Louanges à Allah
L'intention provient
du cœur, et son extérioration constitue une innovation (religieuse). Et il
n'est pas attesté que le Prophète (bénédiction et salut soient sur lui) et
ses Compagnons l'aient prononcée avant d'accomplir un acte cultuel.
La prononciation
de la formule dite talbiyya (labbayka allhoumma labbayka) pendant le
pèlerinage n'est pas assimilable à l'intention. Cheikh Ibn Baz (Puisse Allah
lui accorder Sa miséricorde) a dit : « La prononciation de l'intention est
une innovation, et sa proclamation est encore plus génératrice de péchés.
La Sunna requiert que l'on nourrisse l'intention dans le cœur .Car Allah Transcendant
et Très Haut connaît le secret le ce qui est plus profond. Et c'est bien Lui,
Le Puissant, l'Auguste qui di: « Dis: «»Est-ce vous qui apprendrez à Allah
votre religion, alors qu'Allah sait tout ce qui est dans les cieux et sur
la terre?«» Et Allah est Omniscient.» (Coran, 49:16)
Il n'est pas attesté
ni du Prophète (bénédiction et salut soient sur lui) ni de ses Compagnons
ni de l'un quelconque des imams reconnus qu'ils aient prononcé l'intention.

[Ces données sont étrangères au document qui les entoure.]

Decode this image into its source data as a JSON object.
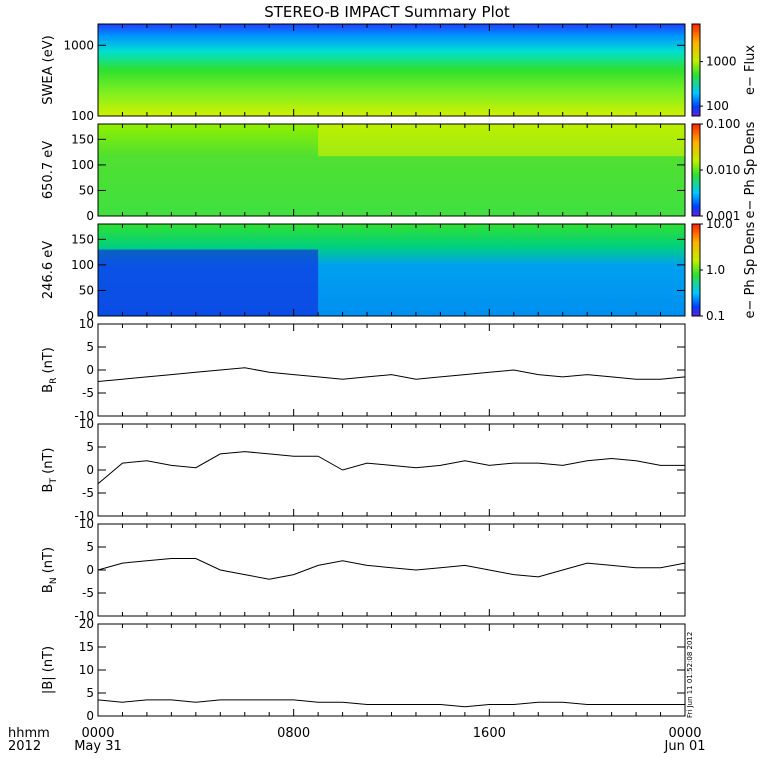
{
  "figure": {
    "title": "STEREO-B IMPACT Summary Plot",
    "footer_left": [
      "hhmm",
      "2012"
    ],
    "stamp": "Fri Jun 11 01:52:08 2012"
  },
  "chart_data": [
    {
      "id": "swea",
      "type": "heatmap",
      "ylabel": "SWEA (eV)",
      "yscale": "log",
      "ylim": [
        100,
        2000
      ],
      "yticks": [
        100,
        1000
      ],
      "ytick_labels": [
        "100",
        "1000"
      ],
      "colorbar": {
        "label": "e− Flux",
        "scale": "log",
        "range": [
          60,
          7000
        ],
        "ticks": [
          100,
          1000
        ],
        "tick_labels": [
          "100",
          "1000"
        ]
      }
    },
    {
      "id": "pad650",
      "type": "heatmap",
      "ylabel": "650.7 eV",
      "ylim": [
        0,
        180
      ],
      "yticks": [
        0,
        50,
        100,
        150
      ],
      "colorbar": {
        "label": "e− Ph Sp Dens",
        "scale": "log",
        "range": [
          0.001,
          0.1
        ],
        "ticks": [
          0.001,
          0.01,
          0.1
        ],
        "tick_labels": [
          "0.001",
          "0.010",
          "0.100"
        ]
      }
    },
    {
      "id": "pad246",
      "type": "heatmap",
      "ylabel": "246.6 eV",
      "ylim": [
        0,
        180
      ],
      "yticks": [
        0,
        50,
        100,
        150
      ],
      "colorbar": {
        "label": "e− Ph Sp Dens",
        "scale": "log",
        "range": [
          0.1,
          10
        ],
        "ticks": [
          0.1,
          1,
          10
        ],
        "tick_labels": [
          "0.1",
          "1.0",
          "10.0"
        ]
      }
    },
    {
      "id": "br",
      "type": "line",
      "ylabel_main": "B",
      "ylabel_sub": "R",
      "ylabel_unit": " (nT)",
      "ylim": [
        -10,
        10
      ],
      "yticks": [
        -10,
        -5,
        0,
        5,
        10
      ],
      "x": [
        0,
        1,
        2,
        3,
        4,
        5,
        6,
        7,
        8,
        9,
        10,
        11,
        12,
        13,
        14,
        15,
        16,
        17,
        18,
        19,
        20,
        21,
        22,
        23,
        24
      ],
      "y": [
        -2.5,
        -2,
        -1.5,
        -1,
        -0.5,
        0,
        0.5,
        -0.5,
        -1,
        -1.5,
        -2,
        -1.5,
        -1,
        -2,
        -1.5,
        -1,
        -0.5,
        0,
        -1,
        -1.5,
        -1,
        -1.5,
        -2,
        -2,
        -1.5
      ]
    },
    {
      "id": "bt",
      "type": "line",
      "ylabel_main": "B",
      "ylabel_sub": "T",
      "ylabel_unit": " (nT)",
      "ylim": [
        -10,
        10
      ],
      "yticks": [
        -10,
        -5,
        0,
        5,
        10
      ],
      "x": [
        0,
        1,
        2,
        3,
        4,
        5,
        6,
        7,
        8,
        9,
        10,
        11,
        12,
        13,
        14,
        15,
        16,
        17,
        18,
        19,
        20,
        21,
        22,
        23,
        24
      ],
      "y": [
        -3,
        1.5,
        2,
        1,
        0.5,
        3.5,
        4,
        3.5,
        3,
        3,
        0,
        1.5,
        1,
        0.5,
        1,
        2,
        1,
        1.5,
        1.5,
        1,
        2,
        2.5,
        2,
        1,
        1
      ]
    },
    {
      "id": "bn",
      "type": "line",
      "ylabel_main": "B",
      "ylabel_sub": "N",
      "ylabel_unit": " (nT)",
      "ylim": [
        -10,
        10
      ],
      "yticks": [
        -10,
        -5,
        0,
        5,
        10
      ],
      "x": [
        0,
        1,
        2,
        3,
        4,
        5,
        6,
        7,
        8,
        9,
        10,
        11,
        12,
        13,
        14,
        15,
        16,
        17,
        18,
        19,
        20,
        21,
        22,
        23,
        24
      ],
      "y": [
        0,
        1.5,
        2,
        2.5,
        2.5,
        0,
        -1,
        -2,
        -1,
        1,
        2,
        1,
        0.5,
        0,
        0.5,
        1,
        0,
        -1,
        -1.5,
        0,
        1.5,
        1,
        0.5,
        0.5,
        1.5
      ]
    },
    {
      "id": "bmag",
      "type": "line",
      "ylabel": "|B| (nT)",
      "ylim": [
        0,
        20
      ],
      "yticks": [
        0,
        5,
        10,
        15,
        20
      ],
      "x": [
        0,
        1,
        2,
        3,
        4,
        5,
        6,
        7,
        8,
        9,
        10,
        11,
        12,
        13,
        14,
        15,
        16,
        17,
        18,
        19,
        20,
        21,
        22,
        23,
        24
      ],
      "y": [
        3.5,
        3,
        3.5,
        3.5,
        3,
        3.5,
        3.5,
        3.5,
        3.5,
        3,
        3,
        2.5,
        2.5,
        2.5,
        2.5,
        2,
        2.5,
        2.5,
        3,
        3,
        2.5,
        2.5,
        2.5,
        2.5,
        2.5
      ]
    }
  ],
  "xaxis": {
    "range": [
      0,
      24
    ],
    "major": [
      0,
      8,
      16,
      24
    ],
    "tick_labels": [
      "0000",
      "0800",
      "1600",
      "0000"
    ],
    "date_labels": [
      "May 31",
      "",
      "",
      "Jun 01"
    ]
  },
  "colors": {
    "line": "#000000",
    "axis": "#000000",
    "background": "#ffffff"
  }
}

Ce qui permet de savoir que cela n'est pas institué et qu'il n'est qu'une
pratique innovée. » Allah est le garant de l'assistance.
Cheikh Ibn Outhaymine
(Puisse Allah lui accorder Sa miséricorde) a di:
« La prononciation de l'intention n'est pas rapportée
du Prophète (bénédiction et salut soient sur lui) ni dans la prière ni dans
la purification ni dans le jeûne ni dans aucun de ses actes cultuels.
S'agissant des pèlerinages majeur
et mineur, le Prophète (bénédiction et salut soient sur lui) n'avait pas l'habitude
de dire, quand il les commençait: « Mon Seigneur! Je veux faire ceci ou cela
» Cela n'est pas rapporté de sa part. Il ne l'a ordonné à aucun de ses Compagnons.
Tout ce qu'il y a eu à cet égard est que Dhoubaa bint az-Zoubayr (Puisse Allah
l'agréer) fit part au Prophète (bénédiction et salut soient sur lui) de sa
volonté de faire le pèlerinage bien que malade. Et le Prophète (bénédiction
et salut soient sur lui) lui dit: « Faites le pèlerinage en formulant la condition
d'y mettre fin dès que vous ayez un empêchement. Car l'exception que vous
formulez est acceptée. » Mais il ne s'agit ici que d'une parole. En effet,
si l'on nourrissait un vœu dans son cœur sans le dire, il ne serait pas considéré.
Le pèlerinage étant assimilable au vœu, quant à la nécessité de le respecter,
le Prophète (bénédiction et salut soient sur lui) donna à l'intéressée l'ordre
de dire: « Si je suis empêchée, je mets fin à mon pèlerinage séance tenante.
»
Quant aux propos du Messager d'Allah (bénédiction et salut soient sur lui) rapportés en ces termes: « Gabriel s'est certes adressé à moi e ces termes: prie dans cette vallée bénie et dis: une oumra dans un hadj ou une oumra et une hadj» ils ne signifient pas qu'il a prononcé l'intention. Mais ils signifient plutôt qu'il mentionnait son acte cultuel dans sa talibiyya. En somme, le Prophète (bénédiction et salut soient sur lui ) n'a pas prononcé l'intention. Voir Fatawa islamiyya,2/216.